Chief Secretary, Government of Kerala
- In office January 2018 – June 2018
- Governor: Arif Mohammed Khan
- Chief Minister: Pinarayi Vijayan
- Preceded by: Dr. K. M. Abraham IAS
- Succeeded by: Tom Jose IAS

Personal details
- Born: 27 June 1958 (age 66) Kattoor, Thrissur district
- Occupation: Bureaucrat

= Paul Antony (civil servant) =

Indian politician

Paul Antony (born 27 June 1958) is a senior Indian Administrative Service (IAS) officer from Kerala who retired as the Chief Secretary, Government of Kerala. He belongs to 1983 Batch. He is presently serving as the Chairman of Kerala State Industrial Development Corporation.

== Career ==
Antony started his career as Assistant Collector, Palakkad. He served as District Collector of Kollam and Alappuzha districts.
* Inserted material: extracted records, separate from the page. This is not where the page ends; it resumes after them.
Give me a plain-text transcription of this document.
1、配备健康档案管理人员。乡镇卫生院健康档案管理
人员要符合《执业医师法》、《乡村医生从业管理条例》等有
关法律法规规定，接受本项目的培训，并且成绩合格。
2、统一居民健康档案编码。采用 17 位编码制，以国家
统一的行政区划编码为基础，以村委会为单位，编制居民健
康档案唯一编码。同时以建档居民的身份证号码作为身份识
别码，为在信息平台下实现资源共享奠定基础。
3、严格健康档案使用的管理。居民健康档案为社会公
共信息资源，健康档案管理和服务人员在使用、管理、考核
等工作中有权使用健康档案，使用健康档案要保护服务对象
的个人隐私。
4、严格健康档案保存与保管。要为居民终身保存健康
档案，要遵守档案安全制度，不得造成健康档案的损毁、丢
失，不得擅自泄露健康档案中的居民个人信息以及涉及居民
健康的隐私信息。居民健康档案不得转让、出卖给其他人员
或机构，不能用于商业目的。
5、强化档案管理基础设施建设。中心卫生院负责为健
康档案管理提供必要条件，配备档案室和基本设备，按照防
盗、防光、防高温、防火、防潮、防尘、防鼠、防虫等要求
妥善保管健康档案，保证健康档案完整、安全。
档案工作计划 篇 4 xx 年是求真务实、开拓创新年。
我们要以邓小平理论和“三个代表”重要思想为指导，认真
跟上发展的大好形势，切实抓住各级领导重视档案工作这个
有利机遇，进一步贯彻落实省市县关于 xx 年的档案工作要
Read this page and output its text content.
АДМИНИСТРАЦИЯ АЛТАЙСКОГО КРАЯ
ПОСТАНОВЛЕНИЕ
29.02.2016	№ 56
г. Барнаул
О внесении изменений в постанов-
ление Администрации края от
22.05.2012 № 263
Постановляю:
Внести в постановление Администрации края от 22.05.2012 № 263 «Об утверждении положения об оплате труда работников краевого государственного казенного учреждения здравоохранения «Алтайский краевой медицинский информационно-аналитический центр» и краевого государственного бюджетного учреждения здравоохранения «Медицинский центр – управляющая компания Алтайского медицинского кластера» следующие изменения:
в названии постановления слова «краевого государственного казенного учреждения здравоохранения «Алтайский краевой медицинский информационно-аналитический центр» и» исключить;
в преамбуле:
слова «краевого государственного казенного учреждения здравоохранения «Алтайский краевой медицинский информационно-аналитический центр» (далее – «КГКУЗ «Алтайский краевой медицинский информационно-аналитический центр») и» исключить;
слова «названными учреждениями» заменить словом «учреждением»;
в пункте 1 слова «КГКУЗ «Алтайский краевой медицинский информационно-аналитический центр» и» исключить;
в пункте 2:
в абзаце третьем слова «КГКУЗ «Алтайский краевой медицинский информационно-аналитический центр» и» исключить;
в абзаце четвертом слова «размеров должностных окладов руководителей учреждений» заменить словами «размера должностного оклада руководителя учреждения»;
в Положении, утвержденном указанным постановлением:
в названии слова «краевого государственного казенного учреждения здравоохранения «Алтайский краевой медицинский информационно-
He then served as Managing Director of Kerala State Civil Supplies Corporation, Development Commissioner of Cochin Export Processing Zone, Commissioner of Commercial Taxes, Principal Secretary in SC/ST Development Department and Power Department. He was the Chairman of Cochin Port Trust from 2011 to 2016. He then served as Chairman, Kerala State Electricity Board. He was Additional Chief Secretary of Commerce and Industries department and Forest and wildlife department before his tenure as Chief Secretary. He succeeded Dr. K. M. Abraham as the Chief Secretary of Kerala. Antony retired in June 2018. In September 2021, he was appointed as Chairman of KSIDC. Currently he is a member of Director Board of South Indian Bank.